# Which Eheim Classic filter is good for a 55 gallon tank?



## PMD (May 3, 2005)

I'm making the move up to an Eheim and need to know what size to buy. I also have a few other questions about these if people can answer them:

1) Where exactly are people putting the filter floss in these? Do you bag it?
2) Can I also stick Purigen in there?
3) If I get a larger size, can I run it on a dimmer switch to control output flow?
4) Where can I get the pre-filters to keep shrimp out of them?
5) Would you recommend running pressurized CO2 through a reactor in the Eheim output or using a diffuser for this size of tank?


----------



## Squawkbert (Jan 3, 2007)

I'd go 2215 or 2217. I have a 2215 on my 46g and it's fine unless it's really due for a quarterly back-flush. If you want more flow, 2217 should be more than adequate.
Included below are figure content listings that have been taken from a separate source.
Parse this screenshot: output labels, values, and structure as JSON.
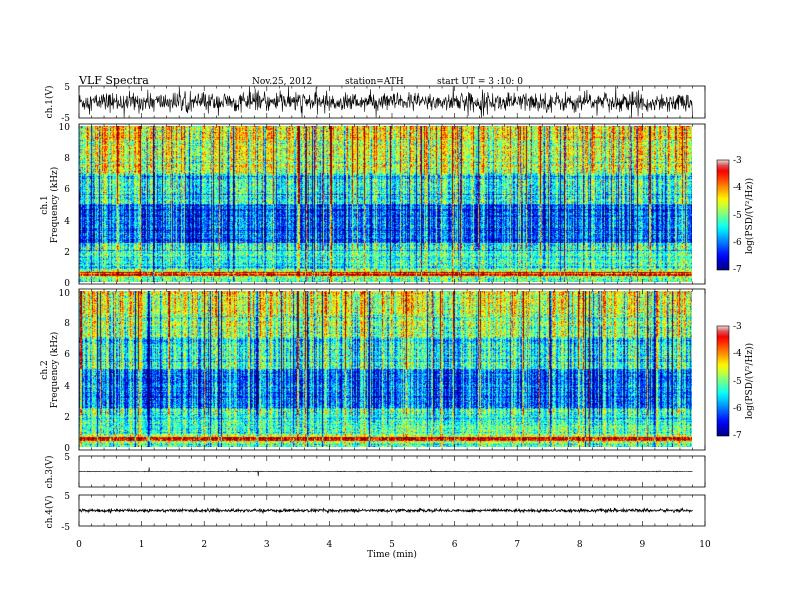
{
  "header": {
    "title": "VLF  Spectra",
    "date": "Nov.25, 2012",
    "station": "station=ATH",
    "start": "start  UT  =   3  :10: 0"
  },
  "chart_data": [
    {
      "type": "line",
      "title": "",
      "ylabel": "ch.1(V)",
      "xlim": [
        0,
        10
      ],
      "ylim": [
        -5,
        5
      ],
      "yticks": [
        "5",
        "-5"
      ],
      "series": [
        {
          "description_level": 0,
          "noise_amplitude": 1.5
        }
      ]
    },
    {
      "type": "heatmap",
      "ylabel": "ch.1\nFrequency  (kHz)",
      "ylabel_lines": [
        "ch.1",
        "Frequency  (kHz)"
      ],
      "xlim": [
        0,
        9.8
      ],
      "ylim": [
        0,
        10
      ],
      "yticks": [
        "0",
        "2",
        "4",
        "6",
        "8",
        "10"
      ],
      "colorbar": {
        "label": "log(PSD/(V²/Hz))",
        "range": [
          -7,
          -3
        ],
        "ticks": [
          "-3",
          "-4",
          "-5",
          "-6",
          "-7"
        ]
      }
    },
    {
      "type": "heatmap",
      "ylabel": "ch.2\nFrequency  (kHz)",
      "ylabel_lines": [
        "ch.2",
        "Frequency  (kHz)"
      ],
      "xlim": [
        0,
        9.8
      ],
      "ylim": [
        0,
        10
      ],
      "yticks": [
        "0",
        "2",
        "4",
        "6",
        "8",
        "10"
      ],
      "colorbar": {
        "label": "log(PSD/(V²/Hz))",
        "range": [
          -7,
          -3
        ],
        "ticks": [
          "-3",
          "-4",
          "-5",
          "-6",
          "-7"
        ]
      }
    },
    {
      "type": "line",
      "ylabel": "ch.3(V)",
      "xlim": [
        0,
        10
      ],
      "ylim": [
        -5,
        5
      ],
      "yticks": [
        "5"
      ],
      "series": [
        {
          "description_level": 0,
          "noise_amplitude": 0.05
        }
      ]
    },
    {
      "type": "line",
      "ylabel": "ch.4(V)",
      "xlim": [
        0,
        10
      ],
      "ylim": [
        -5,
        5
      ],
      "yticks": [
        "5",
        "-5"
      ],
      "series": [
        {
          "description_level": 0,
          "noise_amplitude": 0.25
        }
      ]
    }
  ],
  "xaxis": {
    "label": "Time  (min)",
    "ticks": [
      "0",
      "1",
      "2",
      "3",
      "4",
      "5",
      "6",
      "7",
      "8",
      "9",
      "10"
    ]
  }
}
1) Where exactly are people putting the filter floss in these? Do you bag it?
I don't, but you can if you want to - I got a kit from BigAlsonline and am using the Eheim provided stuff, less the carbon pad. After my second teardown, I added a layer of potscrubbers to the bottom to keep things snug.
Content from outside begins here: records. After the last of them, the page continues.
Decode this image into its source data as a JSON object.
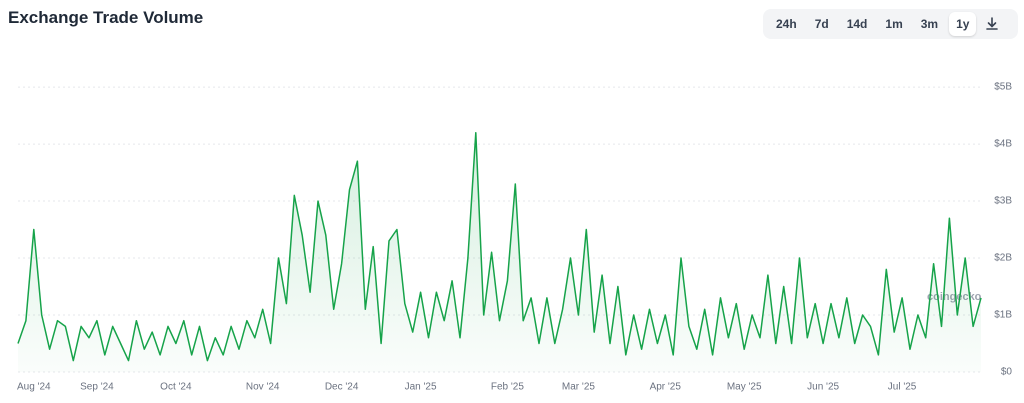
{
  "chart_data": {
    "type": "line",
    "title": "Exchange Trade Volume",
    "watermark": "coingecko",
    "range_buttons": [
      "24h",
      "7d",
      "14d",
      "1m",
      "3m",
      "1y"
    ],
    "active_range": 5,
    "color": "#16a34a",
    "grid": true,
    "categories": [
      null,
      null,
      "Aug '24",
      null,
      null,
      null,
      null,
      null,
      null,
      null,
      "Sep '24",
      null,
      null,
      null,
      null,
      null,
      null,
      null,
      null,
      null,
      "Oct '24",
      null,
      null,
      null,
      null,
      null,
      null,
      null,
      null,
      null,
      null,
      "Nov '24",
      null,
      null,
      null,
      null,
      null,
      null,
      null,
      null,
      null,
      "Dec '24",
      null,
      null,
      null,
      null,
      null,
      null,
      null,
      null,
      null,
      "Jan '25",
      null,
      null,
      null,
      null,
      null,
      null,
      null,
      null,
      null,
      null,
      "Feb '25",
      null,
      null,
      null,
      null,
      null,
      null,
      null,
      null,
      "Mar '25",
      null,
      null,
      null,
      null,
      null,
      null,
      null,
      null,
      null,
      null,
      "Apr '25",
      null,
      null,
      null,
      null,
      null,
      null,
      null,
      null,
      null,
      "May '25",
      null,
      null,
      null,
      null,
      null,
      null,
      null,
      null,
      null,
      "Jun '25",
      null,
      null,
      null,
      null,
      null,
      null,
      null,
      null,
      null,
      "Jul '25",
      null,
      null,
      null,
      null,
      null,
      null,
      null,
      null,
      null,
      null
    ],
    "values": [
      0.5,
      0.9,
      2.5,
      1.0,
      0.4,
      0.9,
      0.8,
      0.2,
      0.8,
      0.6,
      0.9,
      0.3,
      0.8,
      0.5,
      0.2,
      0.9,
      0.4,
      0.7,
      0.3,
      0.8,
      0.5,
      0.9,
      0.3,
      0.8,
      0.2,
      0.6,
      0.3,
      0.8,
      0.4,
      0.9,
      0.6,
      1.1,
      0.5,
      2.0,
      1.2,
      3.1,
      2.4,
      1.4,
      3.0,
      2.4,
      1.1,
      1.9,
      3.2,
      3.7,
      1.1,
      2.2,
      0.5,
      2.3,
      2.5,
      1.2,
      0.7,
      1.4,
      0.6,
      1.4,
      0.9,
      1.6,
      0.6,
      2.0,
      4.2,
      1.0,
      2.1,
      0.9,
      1.6,
      3.3,
      0.9,
      1.3,
      0.5,
      1.3,
      0.5,
      1.1,
      2.0,
      1.0,
      2.5,
      0.7,
      1.7,
      0.5,
      1.5,
      0.3,
      1.0,
      0.4,
      1.1,
      0.5,
      1.0,
      0.3,
      2.0,
      0.8,
      0.4,
      1.1,
      0.3,
      1.3,
      0.6,
      1.2,
      0.4,
      1.0,
      0.6,
      1.7,
      0.5,
      1.5,
      0.5,
      2.0,
      0.6,
      1.2,
      0.5,
      1.2,
      0.6,
      1.3,
      0.5,
      1.0,
      0.8,
      0.3,
      1.8,
      0.7,
      1.3,
      0.4,
      1.0,
      0.6,
      1.9,
      0.8,
      2.7,
      1.0,
      2.0,
      0.8,
      1.3
    ],
    "ylim": [
      0,
      5.3
    ],
    "yticks": [
      {
        "value": 0,
        "label": "$0"
      },
      {
        "value": 1,
        "label": "$1B"
      },
      {
        "value": 2,
        "label": "$2B"
      },
      {
        "value": 3,
        "label": "$3B"
      },
      {
        "value": 4,
        "label": "$4B"
      },
      {
        "value": 5,
        "label": "$5B"
      }
    ]
  }
}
2) Can I also stick Purigen in there?
Yes, if you want. If you want it separate from other media, use an additional (thin) pad on top of it, adding it to the top of the stack.

3) If I get a larger size, can I run it on a dimmer switch to control output flow?
Probably not. A dimmer will limit voltage, it won't modulate frequency. If I'm guessing right, these things all run at an RPM that's a direct result of your house's 50-60Hz (US) AC power. If you run it on a dimmer, it will just do the same until it quits turning. If you need less velocity from the spraybar, drill the holes out SLIGHTLY (you can always make 'em bigger).
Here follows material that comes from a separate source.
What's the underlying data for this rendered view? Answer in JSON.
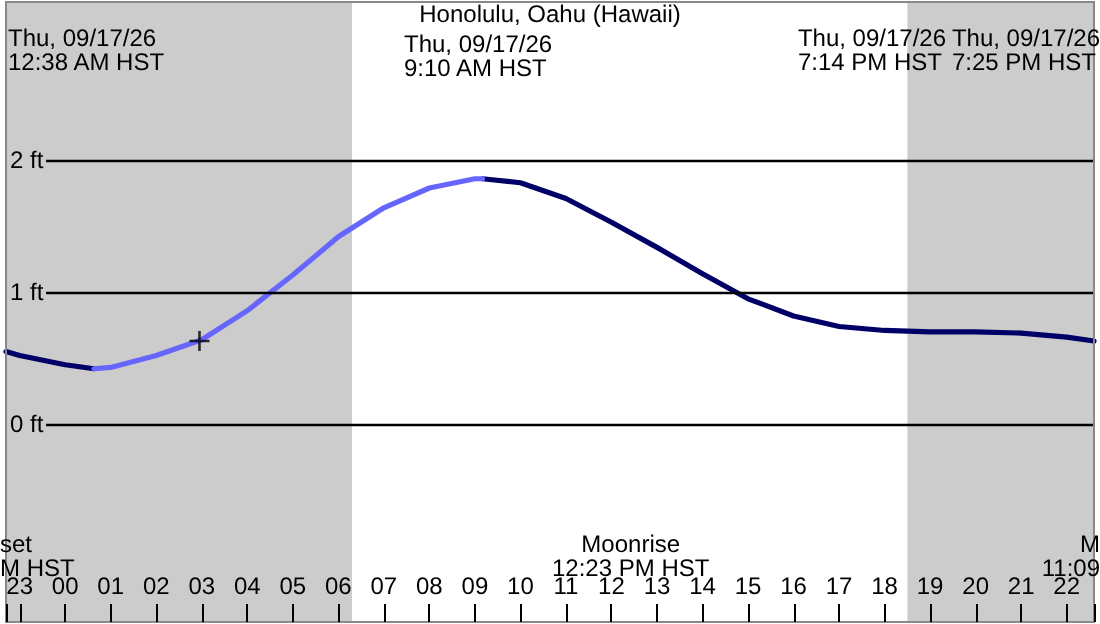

4) Where can I get the pre-filters to keep shrimp out of them?
Sponge, Nylon bootie or combo thereof...

5) Would you recommend running pressurized CO2 through a reactor in the Eheim output or using a diffuser for this size of tank?
I feed 2x1g DIY into my 2215 intake. It works well.


----------



## PMD (May 3, 2005)

You are awesome! 

I guess I'll be going with the 2217 then. Thanks!


----------



## kwc1974 (Jan 4, 2006)

I would use the 2217 as well
Great filter and it is an Eheim...what more could you say


----------



## houseofcards (Feb 16, 2005)

Another option would be to go with the Ecco line. A Eheim Ecco 2236 would be good for that tank. I've had one on my 72g for over two years and love it. The Eheim Ecco line has some of the more modern conveniences such as separate trays for media and is self priming.


----------



## longhornxtreme (Feb 20, 2007)

I use a 2217 (gasp) on my 29G.  

I would definitely go with a 2217 on your 55. I just stick filter floss at the very top and let the plastic 'grate' hold it down. If you wanted to bag it I don't think it would be an issue.


----------